Eu me sentia emocionalmente nu como nunca me senti antes, e isto acontece no filme. Mas devo dizer que adorei isto. Não poderia fazer isto de novo, eu acho que não. E Darren estava lá, em todos os momentos – não no monitor, mas bem ao lado da câmera.
Foi muito estranho filmar as cenas de amor com a namorada dele (Darren)?
Quando Rachel e eu estávamos nos agarrando na banheira, ela estava nua, e Darren estava sentado numa caixa de maçã bem na nossa frente. No roteiro dizia apenas para nos beijarmos, ela me puxa para dentro da banheira, e é obvio que nós vamos fazer amor. Então ela me puxou pra dentro, e nós estávamos nos beijando e beijando, Darren ali, e a gente se beijando e beijando.
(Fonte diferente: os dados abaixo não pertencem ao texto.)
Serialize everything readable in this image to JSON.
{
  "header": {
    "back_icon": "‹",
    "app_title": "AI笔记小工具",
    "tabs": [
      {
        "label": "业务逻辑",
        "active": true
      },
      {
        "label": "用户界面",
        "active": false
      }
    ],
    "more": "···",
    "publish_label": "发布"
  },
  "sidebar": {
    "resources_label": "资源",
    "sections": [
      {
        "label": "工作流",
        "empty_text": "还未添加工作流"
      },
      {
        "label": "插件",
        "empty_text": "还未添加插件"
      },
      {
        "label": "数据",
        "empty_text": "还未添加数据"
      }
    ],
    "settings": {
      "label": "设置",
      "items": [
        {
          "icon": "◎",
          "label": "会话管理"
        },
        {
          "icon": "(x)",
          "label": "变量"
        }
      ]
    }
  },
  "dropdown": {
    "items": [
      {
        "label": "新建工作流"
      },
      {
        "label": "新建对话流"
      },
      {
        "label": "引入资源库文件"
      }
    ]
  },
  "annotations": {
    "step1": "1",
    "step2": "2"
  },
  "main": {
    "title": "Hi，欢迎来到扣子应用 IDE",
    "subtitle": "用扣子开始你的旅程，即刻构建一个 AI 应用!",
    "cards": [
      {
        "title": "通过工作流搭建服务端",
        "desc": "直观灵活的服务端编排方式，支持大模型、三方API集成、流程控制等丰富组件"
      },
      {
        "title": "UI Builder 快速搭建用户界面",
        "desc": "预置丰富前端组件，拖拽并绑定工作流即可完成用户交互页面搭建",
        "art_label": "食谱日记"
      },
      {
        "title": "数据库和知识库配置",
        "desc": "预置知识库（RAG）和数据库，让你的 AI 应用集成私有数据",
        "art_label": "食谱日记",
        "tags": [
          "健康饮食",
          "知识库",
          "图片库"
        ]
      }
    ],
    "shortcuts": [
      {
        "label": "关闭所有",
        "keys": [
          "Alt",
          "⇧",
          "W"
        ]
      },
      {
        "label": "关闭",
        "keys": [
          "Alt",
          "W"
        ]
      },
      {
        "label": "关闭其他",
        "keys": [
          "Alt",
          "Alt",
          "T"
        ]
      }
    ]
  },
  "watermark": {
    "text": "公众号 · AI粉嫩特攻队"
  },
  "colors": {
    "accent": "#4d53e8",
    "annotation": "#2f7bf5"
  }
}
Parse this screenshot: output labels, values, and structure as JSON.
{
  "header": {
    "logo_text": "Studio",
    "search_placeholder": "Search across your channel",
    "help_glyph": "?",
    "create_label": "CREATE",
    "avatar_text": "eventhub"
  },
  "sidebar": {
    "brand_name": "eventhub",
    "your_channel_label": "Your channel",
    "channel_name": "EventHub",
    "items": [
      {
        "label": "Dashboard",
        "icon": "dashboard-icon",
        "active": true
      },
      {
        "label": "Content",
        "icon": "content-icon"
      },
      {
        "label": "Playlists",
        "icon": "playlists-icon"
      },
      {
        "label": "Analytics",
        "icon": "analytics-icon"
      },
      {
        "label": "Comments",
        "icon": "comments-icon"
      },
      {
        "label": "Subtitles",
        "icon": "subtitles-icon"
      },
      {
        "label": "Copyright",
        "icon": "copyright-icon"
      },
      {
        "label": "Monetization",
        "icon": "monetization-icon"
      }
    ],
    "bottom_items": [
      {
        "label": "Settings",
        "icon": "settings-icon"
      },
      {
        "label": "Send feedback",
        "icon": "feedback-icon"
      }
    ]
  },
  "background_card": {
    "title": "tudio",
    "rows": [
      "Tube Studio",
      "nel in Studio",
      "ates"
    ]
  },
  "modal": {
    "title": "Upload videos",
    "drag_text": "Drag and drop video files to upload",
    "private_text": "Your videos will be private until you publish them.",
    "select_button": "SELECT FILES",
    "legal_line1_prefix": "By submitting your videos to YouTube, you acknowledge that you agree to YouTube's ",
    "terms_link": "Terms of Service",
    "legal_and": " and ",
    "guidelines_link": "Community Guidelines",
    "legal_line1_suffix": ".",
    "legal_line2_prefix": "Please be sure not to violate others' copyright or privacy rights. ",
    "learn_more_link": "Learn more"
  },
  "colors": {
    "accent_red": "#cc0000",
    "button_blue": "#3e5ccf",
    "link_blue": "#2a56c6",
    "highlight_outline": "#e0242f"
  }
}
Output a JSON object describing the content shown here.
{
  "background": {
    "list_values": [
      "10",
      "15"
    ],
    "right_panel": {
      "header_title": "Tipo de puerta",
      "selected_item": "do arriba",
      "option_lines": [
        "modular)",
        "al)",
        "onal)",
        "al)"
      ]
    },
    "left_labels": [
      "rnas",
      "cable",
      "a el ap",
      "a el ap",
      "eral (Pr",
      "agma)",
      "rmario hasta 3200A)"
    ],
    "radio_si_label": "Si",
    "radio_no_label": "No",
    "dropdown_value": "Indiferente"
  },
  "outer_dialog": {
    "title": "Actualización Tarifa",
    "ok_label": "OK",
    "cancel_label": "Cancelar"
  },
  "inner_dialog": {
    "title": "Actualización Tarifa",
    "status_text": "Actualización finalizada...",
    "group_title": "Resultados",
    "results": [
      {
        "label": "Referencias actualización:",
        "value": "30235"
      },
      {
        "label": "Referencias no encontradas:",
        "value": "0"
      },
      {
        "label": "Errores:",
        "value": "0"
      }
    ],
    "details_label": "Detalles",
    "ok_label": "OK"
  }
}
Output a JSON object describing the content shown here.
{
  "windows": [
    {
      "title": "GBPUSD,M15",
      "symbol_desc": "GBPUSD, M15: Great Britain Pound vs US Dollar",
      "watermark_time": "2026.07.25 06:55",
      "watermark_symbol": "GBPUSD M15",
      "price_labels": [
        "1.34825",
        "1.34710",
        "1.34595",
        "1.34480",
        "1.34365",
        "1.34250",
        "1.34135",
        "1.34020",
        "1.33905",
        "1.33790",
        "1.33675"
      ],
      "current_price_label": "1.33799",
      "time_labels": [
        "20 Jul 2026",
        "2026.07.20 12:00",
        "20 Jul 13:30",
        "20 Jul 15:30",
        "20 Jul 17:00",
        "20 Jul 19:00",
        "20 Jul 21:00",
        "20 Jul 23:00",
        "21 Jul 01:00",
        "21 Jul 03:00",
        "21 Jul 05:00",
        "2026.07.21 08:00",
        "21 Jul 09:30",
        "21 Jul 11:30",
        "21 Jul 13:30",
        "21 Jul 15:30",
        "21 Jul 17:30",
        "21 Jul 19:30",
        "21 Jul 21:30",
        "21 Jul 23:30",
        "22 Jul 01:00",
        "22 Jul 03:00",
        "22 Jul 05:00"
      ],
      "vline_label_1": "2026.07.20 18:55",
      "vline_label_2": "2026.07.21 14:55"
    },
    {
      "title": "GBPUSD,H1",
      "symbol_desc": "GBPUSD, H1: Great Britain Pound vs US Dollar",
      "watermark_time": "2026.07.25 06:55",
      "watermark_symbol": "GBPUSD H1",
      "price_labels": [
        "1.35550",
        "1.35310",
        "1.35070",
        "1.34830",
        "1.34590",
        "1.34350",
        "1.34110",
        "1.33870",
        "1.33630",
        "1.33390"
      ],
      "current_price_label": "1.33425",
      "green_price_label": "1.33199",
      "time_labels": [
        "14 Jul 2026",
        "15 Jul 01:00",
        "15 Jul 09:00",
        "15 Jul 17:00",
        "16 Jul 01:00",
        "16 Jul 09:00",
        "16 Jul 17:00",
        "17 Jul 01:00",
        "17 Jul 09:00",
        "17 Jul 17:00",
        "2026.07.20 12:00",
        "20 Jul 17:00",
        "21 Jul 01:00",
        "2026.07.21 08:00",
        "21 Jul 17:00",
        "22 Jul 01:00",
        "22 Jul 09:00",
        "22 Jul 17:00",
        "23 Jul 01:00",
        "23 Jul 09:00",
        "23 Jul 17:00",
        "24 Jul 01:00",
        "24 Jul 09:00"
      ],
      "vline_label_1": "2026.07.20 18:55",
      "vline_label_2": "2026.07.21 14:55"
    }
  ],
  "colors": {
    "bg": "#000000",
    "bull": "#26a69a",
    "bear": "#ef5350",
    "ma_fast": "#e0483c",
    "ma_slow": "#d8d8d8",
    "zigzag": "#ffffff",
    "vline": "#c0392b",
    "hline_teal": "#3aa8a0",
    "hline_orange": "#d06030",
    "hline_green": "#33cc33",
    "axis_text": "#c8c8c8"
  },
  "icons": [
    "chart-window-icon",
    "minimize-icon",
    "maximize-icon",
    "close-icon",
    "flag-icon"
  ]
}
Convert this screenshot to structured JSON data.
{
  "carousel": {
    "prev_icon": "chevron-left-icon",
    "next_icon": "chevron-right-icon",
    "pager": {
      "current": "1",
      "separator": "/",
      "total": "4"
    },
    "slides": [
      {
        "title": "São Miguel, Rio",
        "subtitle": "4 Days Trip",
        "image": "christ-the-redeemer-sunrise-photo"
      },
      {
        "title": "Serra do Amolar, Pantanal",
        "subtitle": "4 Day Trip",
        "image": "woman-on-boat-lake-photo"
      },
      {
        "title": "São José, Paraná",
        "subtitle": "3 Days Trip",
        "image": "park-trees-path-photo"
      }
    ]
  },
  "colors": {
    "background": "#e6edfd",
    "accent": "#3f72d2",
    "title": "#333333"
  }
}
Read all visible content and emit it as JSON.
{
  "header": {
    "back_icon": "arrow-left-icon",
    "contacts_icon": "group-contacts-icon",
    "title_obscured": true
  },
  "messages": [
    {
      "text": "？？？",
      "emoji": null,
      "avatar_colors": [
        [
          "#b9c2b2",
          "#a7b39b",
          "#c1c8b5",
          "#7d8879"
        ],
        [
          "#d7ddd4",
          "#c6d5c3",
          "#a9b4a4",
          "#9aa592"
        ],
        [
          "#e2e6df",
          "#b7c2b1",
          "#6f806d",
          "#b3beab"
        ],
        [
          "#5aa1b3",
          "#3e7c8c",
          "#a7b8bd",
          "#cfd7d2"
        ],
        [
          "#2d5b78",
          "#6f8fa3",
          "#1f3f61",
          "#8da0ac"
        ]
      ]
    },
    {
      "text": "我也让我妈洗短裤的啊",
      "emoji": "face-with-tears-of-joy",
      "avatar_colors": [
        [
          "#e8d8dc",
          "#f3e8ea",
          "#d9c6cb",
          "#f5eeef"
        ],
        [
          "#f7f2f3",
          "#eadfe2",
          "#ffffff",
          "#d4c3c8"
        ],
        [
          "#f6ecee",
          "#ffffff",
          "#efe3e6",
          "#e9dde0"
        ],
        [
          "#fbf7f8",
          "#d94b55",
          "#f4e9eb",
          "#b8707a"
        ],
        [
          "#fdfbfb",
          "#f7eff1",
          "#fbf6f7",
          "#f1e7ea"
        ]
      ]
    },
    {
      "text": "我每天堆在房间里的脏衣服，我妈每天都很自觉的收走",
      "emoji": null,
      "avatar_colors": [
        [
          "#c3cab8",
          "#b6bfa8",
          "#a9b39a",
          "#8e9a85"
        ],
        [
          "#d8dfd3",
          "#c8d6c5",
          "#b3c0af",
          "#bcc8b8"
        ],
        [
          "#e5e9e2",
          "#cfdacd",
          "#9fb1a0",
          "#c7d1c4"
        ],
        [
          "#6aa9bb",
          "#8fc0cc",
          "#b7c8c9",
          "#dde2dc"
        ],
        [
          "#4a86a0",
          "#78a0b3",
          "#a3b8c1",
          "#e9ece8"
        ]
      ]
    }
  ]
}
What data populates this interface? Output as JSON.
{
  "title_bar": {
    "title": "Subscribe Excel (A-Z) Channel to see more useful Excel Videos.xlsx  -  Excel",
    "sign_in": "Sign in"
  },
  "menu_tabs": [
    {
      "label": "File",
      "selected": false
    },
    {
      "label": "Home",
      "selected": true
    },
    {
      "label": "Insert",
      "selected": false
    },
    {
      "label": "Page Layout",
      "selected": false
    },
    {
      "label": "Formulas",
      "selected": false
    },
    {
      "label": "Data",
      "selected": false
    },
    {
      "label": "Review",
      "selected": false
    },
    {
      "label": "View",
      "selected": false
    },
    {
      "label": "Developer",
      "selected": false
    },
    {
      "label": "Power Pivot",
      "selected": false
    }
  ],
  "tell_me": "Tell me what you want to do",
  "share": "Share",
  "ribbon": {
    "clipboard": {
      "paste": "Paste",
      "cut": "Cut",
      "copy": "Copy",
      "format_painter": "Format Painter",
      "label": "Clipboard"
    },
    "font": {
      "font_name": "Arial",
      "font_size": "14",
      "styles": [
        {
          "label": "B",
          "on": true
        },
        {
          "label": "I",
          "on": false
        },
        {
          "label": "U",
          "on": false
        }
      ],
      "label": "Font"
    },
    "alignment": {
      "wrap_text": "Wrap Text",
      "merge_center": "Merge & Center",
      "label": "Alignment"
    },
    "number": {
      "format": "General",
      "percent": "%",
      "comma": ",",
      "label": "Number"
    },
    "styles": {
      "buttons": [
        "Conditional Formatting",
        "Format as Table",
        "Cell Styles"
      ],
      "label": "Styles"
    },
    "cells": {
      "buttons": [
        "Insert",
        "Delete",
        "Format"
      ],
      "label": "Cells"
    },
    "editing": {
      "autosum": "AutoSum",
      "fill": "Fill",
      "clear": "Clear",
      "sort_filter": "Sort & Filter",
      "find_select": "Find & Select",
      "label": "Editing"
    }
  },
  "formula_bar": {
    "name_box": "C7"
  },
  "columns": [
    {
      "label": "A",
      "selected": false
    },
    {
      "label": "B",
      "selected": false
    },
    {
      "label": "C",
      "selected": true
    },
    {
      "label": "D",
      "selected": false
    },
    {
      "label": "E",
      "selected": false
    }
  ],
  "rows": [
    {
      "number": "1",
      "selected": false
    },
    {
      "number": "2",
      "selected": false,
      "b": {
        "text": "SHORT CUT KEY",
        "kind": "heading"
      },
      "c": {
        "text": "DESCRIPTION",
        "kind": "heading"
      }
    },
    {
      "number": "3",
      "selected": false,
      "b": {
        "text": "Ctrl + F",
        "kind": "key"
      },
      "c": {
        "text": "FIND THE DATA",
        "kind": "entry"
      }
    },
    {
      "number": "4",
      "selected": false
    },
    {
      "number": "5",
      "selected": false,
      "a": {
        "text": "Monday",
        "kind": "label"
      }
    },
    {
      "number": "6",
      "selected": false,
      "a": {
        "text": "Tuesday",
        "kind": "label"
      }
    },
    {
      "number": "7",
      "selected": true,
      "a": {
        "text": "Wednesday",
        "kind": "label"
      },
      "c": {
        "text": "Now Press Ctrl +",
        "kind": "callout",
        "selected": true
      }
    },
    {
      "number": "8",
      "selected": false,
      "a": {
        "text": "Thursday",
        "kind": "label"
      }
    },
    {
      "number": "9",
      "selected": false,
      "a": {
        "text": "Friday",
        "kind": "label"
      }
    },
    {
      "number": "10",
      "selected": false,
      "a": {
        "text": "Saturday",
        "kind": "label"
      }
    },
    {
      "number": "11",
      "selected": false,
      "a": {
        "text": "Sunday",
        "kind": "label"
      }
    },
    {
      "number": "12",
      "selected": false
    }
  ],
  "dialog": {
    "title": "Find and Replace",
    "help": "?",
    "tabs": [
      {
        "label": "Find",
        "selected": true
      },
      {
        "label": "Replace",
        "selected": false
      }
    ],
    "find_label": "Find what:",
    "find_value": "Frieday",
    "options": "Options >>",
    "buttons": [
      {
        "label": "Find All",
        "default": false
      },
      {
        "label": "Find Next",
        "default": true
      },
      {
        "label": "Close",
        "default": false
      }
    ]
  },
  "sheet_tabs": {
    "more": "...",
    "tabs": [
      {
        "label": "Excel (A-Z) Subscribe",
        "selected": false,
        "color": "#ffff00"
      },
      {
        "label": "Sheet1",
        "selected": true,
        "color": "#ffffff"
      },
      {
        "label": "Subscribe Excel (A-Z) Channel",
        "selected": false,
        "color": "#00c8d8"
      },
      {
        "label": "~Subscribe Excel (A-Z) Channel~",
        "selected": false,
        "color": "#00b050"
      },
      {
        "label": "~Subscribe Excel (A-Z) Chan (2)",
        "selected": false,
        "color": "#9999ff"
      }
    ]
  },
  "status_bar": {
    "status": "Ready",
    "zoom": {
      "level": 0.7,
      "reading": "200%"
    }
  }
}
Ai Rachel tirou a minha camisa, a gente se beijou mais, e eu estava em cima dela. Finalmente escutei Darren gritando “Tira as calças dele!” (risos) Então não, nunca tive problemas com as cenas. Darren estava muito preocupado em me fazer entender que o filme viria em primeiro lugar, ele jamais faria com que eu sentisse mal.